The Darwin Affair
Algonquin Books of Chapel Hill
Who so wants to deny Charles Darwin a knighthood, that an attempted assassination of Queen Victoria’s, attacks on Prince Albert, and multiple grisly murders are committed to that end? A cabal of the elite, from the highest ranks of the clergy, educators, and politics. Enter Inspector Charles Field, protagonist and exemplar of Mason’s multilayered Victorian world: this fictional Field is based on the flesh-and-blood Field, aka “Bucket” in Charles Dickens’s Bleak House and subject of that author’s journalism verité, “On Duty with Inspector Field.” Field is one example of the complexity of Mason’s skillful plotting, that brings historical figures together with the created, notably “the Chorister,” the cabal’s man, multi-tasking as kidnapper, dismemberer, Royal stalker and dark engine of Darwin’s plot. Upper crust at their beastliest.
Red, White and Royal Blue
St Martin’s Griffin
Young love is not always a many-splendored thing. Many snares and pitfalls—pratfalls—lie in wait for the unwary. So it is for Alex Claremont-Diaz who, in addition to his dearth of people skills, his slew-footedness which leads to the destruction of a $75,000 royal wedding cake, is also the son of America’s first female president, meaning Alex’s every wart, blemish and faux pas is laid bare on every social and un-social media platform on the planet. Worse, despite himself, he has a secret, long-standing crush on England’s young, sexy gorgeous Prince Henry. Forced to play nice together after the cake caper, one thing leads to that other thing. Through endless texting, recalcitrant Alex and deeply-closeted Henry explore multiple splendors, climaxing in a sweet finale.
Gender Queer: A Memoir
Maia Kobabe has opened up eir life in this graphic memoir, not only for the reader, be they curious or questing, but for the author’s self-understanding as well. The book opens in 2014; Kobabe is 24, leaving the family’s Northern California home on 120 acres—no electricity, no flush toilets—for San Francisco, and a MFA in comics. Everything overwhelms; teacher directives to write about your “demons” and realizing they’re all about gender. Making friends? Dating? Insurmountable obstacles.
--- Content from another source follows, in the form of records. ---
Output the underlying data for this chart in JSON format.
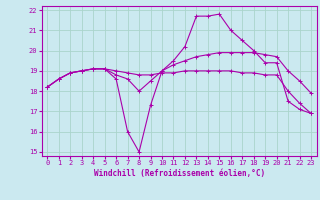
{
  "title": "",
  "xlabel": "Windchill (Refroidissement éolien,°C)",
  "ylabel": "",
  "bg_color": "#cbe9f0",
  "grid_color": "#aad4cc",
  "line_color": "#aa00aa",
  "xlim": [
    -0.5,
    23.5
  ],
  "ylim": [
    14.8,
    22.2
  ],
  "xticks": [
    0,
    1,
    2,
    3,
    4,
    5,
    6,
    7,
    8,
    9,
    10,
    11,
    12,
    13,
    14,
    15,
    16,
    17,
    18,
    19,
    20,
    21,
    22,
    23
  ],
  "yticks": [
    15,
    16,
    17,
    18,
    19,
    20,
    21,
    22
  ],
  "line1": [
    18.2,
    18.6,
    18.9,
    19.0,
    19.1,
    19.1,
    18.6,
    16.0,
    15.0,
    17.3,
    19.0,
    19.5,
    20.2,
    21.7,
    21.7,
    21.8,
    21.0,
    20.5,
    20.0,
    19.4,
    19.4,
    17.5,
    17.1,
    16.9
  ],
  "line2": [
    18.2,
    18.6,
    18.9,
    19.0,
    19.1,
    19.1,
    18.8,
    18.6,
    18.0,
    18.5,
    19.0,
    19.3,
    19.5,
    19.7,
    19.8,
    19.9,
    19.9,
    19.9,
    19.9,
    19.8,
    19.7,
    19.0,
    18.5,
    17.9
  ],
  "line3": [
    18.2,
    18.6,
    18.9,
    19.0,
    19.1,
    19.1,
    19.0,
    18.9,
    18.8,
    18.8,
    18.9,
    18.9,
    19.0,
    19.0,
    19.0,
    19.0,
    19.0,
    18.9,
    18.9,
    18.8,
    18.8,
    18.0,
    17.4,
    16.9
  ],
  "tick_fontsize": 5.0,
  "xlabel_fontsize": 5.5
}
Kobabe’s horror at menstruation, dislike of physical closeness, awkward crushes, self-pleasure, gendered pronouns. Where do I fit? Early journal: “I don’t want to be a girl. I don’t want to be a boy either. I just want to be myself.” An excellent introduction to Kobabe–and yourself?
The Riddle of the Sphinx
You follow a young lad trying to escape revolutionary 1970s Iran, but the boy is gone, you’re forced to change horses in midstream, now immersed in a glittering Paris nightlife, then with the protagonist’s student life at Princeton and an obsessive, forbidden love. Years older; time and perspective shift again as you find him as a lawyer with a New York practice. Who is the protagonist? What is his real story? The boy who never escaped? The student whose life became unbearable? Facets of a single life, or warnings of the irrevocable outcomes of choices? One lesson to draw might be that the dark workings of our minds, creating obsessions that derail what we believe to be our chosen paths, lie everywhere, at any age.